Still, is there anything more we can do to produce a normal distribution in the face of heritable traits? To see, let’s add a dynamic, generational element to our model.
Example 4: Generational change
Our prior population was constructed in a vacuum, with the initial height distributions just taken as given. This time, let’s model the population over multiple generations to see how the distribution changes. To do this, we will assume a simple model where every person has a single, randomly chosen partner and two children. The children will then have their heights drawn from a Gaussian distribution centered at the average of their two parents’ heights. Simulating this with a starting distribution equivalent to the prior example, we get this outcome:

Looking at this, it seems that the distribution converges to the original normal distribution we had above.
So why is this happening? To be honest, I am not entirely sure. One point that I expect is relevant is that the distribution of the average of two independent Gaussians is also a Gaussian.
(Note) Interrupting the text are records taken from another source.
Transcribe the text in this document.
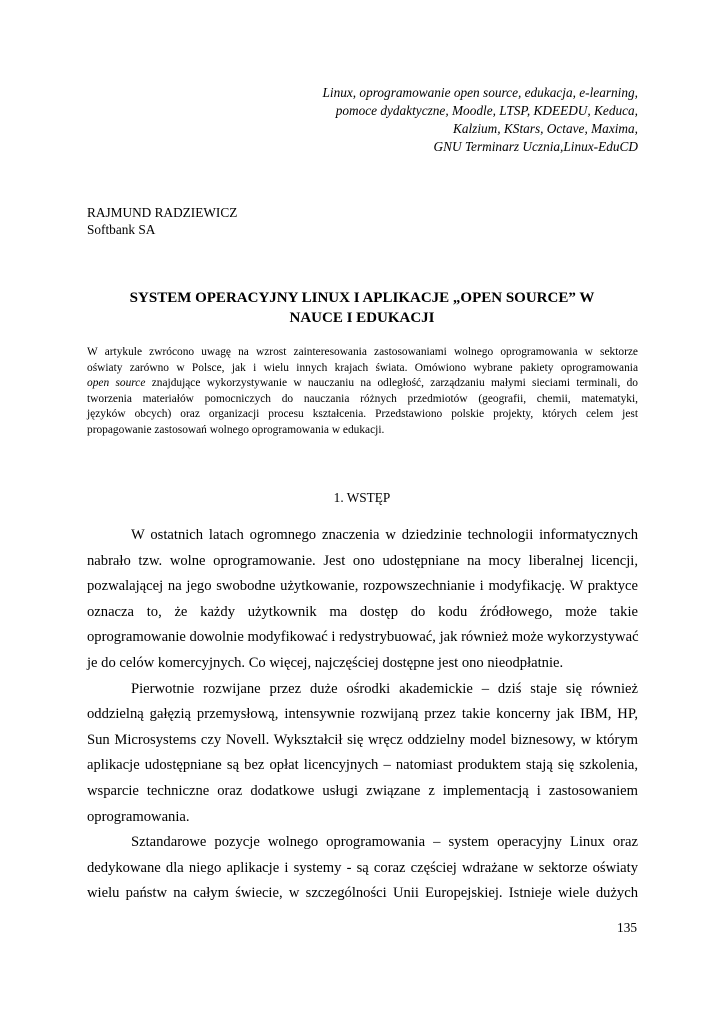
Linux, oprogramowanie open source, edukacja, e-learning,
pomoce dydaktyczne, Moodle, LTSP, KDEEDU, Keduca,
Kalzium, KStars, Octave, Maxima,
GNU Terminarz Ucznia,Linux-EduCD
RAJMUND RADZIEWICZ
Softbank SA
SYSTEM OPERACYJNY LINUX I APLIKACJE „OPEN SOURCE” W
NAUCE I EDUKACJI
W artykule zwrócono uwagę na wzrost zainteresowania zastosowaniami wolnego oprogramowania w sektorze
oświaty zarówno w Polsce, jak i wielu innych krajach świata. Omówiono wybrane pakiety oprogramowania
open source znajdujące wykorzystywanie w nauczaniu na odległość, zarządzaniu małymi sieciami terminali, do
tworzenia materiałów pomocniczych do nauczania różnych przedmiotów (geografii, chemii, matematyki,
języków obcych) oraz organizacji procesu kształcenia. Przedstawiono polskie projekty, których celem jest
propagowanie zastosowań wolnego oprogramowania w edukacji.
1. WSTĘP
W ostatnich latach ogromnego znaczenia w dziedzinie technologii informatycznych
nabrało tzw. wolne oprogramowanie. Jest ono udostępniane na mocy liberalnej licencji,
pozwalającej na jego swobodne użytkowanie, rozpowszechnianie i modyfikację. W praktyce
oznacza to, że każdy użytkownik ma dostęp do kodu źródłowego, może takie
oprogramowanie dowolnie modyfikować i redystrybuować, jak również może wykorzystywać
je do celów komercyjnych. Co więcej, najczęściej dostępne jest ono nieodpłatnie.
Pierwotnie rozwijane przez duże ośrodki akademickie – dziś staje się również
oddzielną gałęzią przemysłową, intensywnie rozwijaną przez takie koncerny jak IBM, HP,
Sun Microsystems czy Novell. Wykształcił się wręcz oddzielny model biznesowy, w którym
aplikacje udostępniane są bez opłat licencyjnych – natomiast produktem stają się szkolenia,
wsparcie techniczne oraz dodatkowe usługi związane z implementacją i zastosowaniem
oprogramowania.
Sztandarowe pozycje wolnego oprogramowania – system operacyjny Linux oraz
dedykowane dla niego aplikacje i systemy - są coraz częściej wdrażane w sektorze oświaty
wielu państw na całym świecie, w szczególności Unii Europejskiej. Istnieje wiele dużych
135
This meant that the distribution of centers for the next generation’s heights was always a combination of Gaussians.
Final Thoughts
I decided to write this post because I was confused by casual references made to the Central Limit Theorem when height is discussed4 and how heritability clearly violated a condition for the CLT to apply directly to the population. I hope I have managed to demonstrate why that confusion was reasonable as well as highlight a possible resolution for why height is actually normally distributed.
Let me know if you have any other cases where using the normal distribution seems somewhat unjustified, if you have any good resources on mathematics for biological subjects, or if you know the real explanation for why height is normally distributed.
{Reminder: I am not an expert on this and my toy model is not meant to be accurate to the real world.}
{Code used to generate my diagrams is available at https://github.com/ohmurphy/height-and-clt.}
Fun fact: the ‘Central’ in Central Limit Theorem just refers to the theorem’s importance in probability theory, not anything about the theorem itself. It might as well be named the ‘Super Important Limit Theorem’ (SILT).
This Our World in Data page explicitly invokes the Central Limit Theorem when explaining that human height is normally distributed.
Allowing both genes and environment is fine as long as they can be combined as the sum of independent Gaussians. This works because a sum of independent Gaussians is also a Gaussian.
Again, see this Our World in Data page.










Actually only the strongest version of CLT demands identical distribution. The Lyapunov version only needs distributions with finite variance, and some extra conditions that most real world distributions would meet.
I think (I am no geneticist) that height would depend on a lot of different genes, each adding or subtracting a small amount. Like a person from x population will have y percent chance to have gene z which adds one milimeter to his height. Then on top of that you would have environmental effects.
Also with your example that multiple populations with different distributions of height might not add up to one normal distribution, I think that is exactly what you see in for example areas of Africa where Bantu people and Pygmy are living next to each other.
The conditions of the central limit theorem are sufficient to produce a normal distribution, but not necessary. (They are necessary for the central limit theorem to apply, but you are allowed to get normal distribution in other ways.)
Btw, height is obviously not normal distributed, because a normal distribution would assign non-zero probability to negative height.
So we'd need to discuss what kind of approximation to a normal distribution height could be?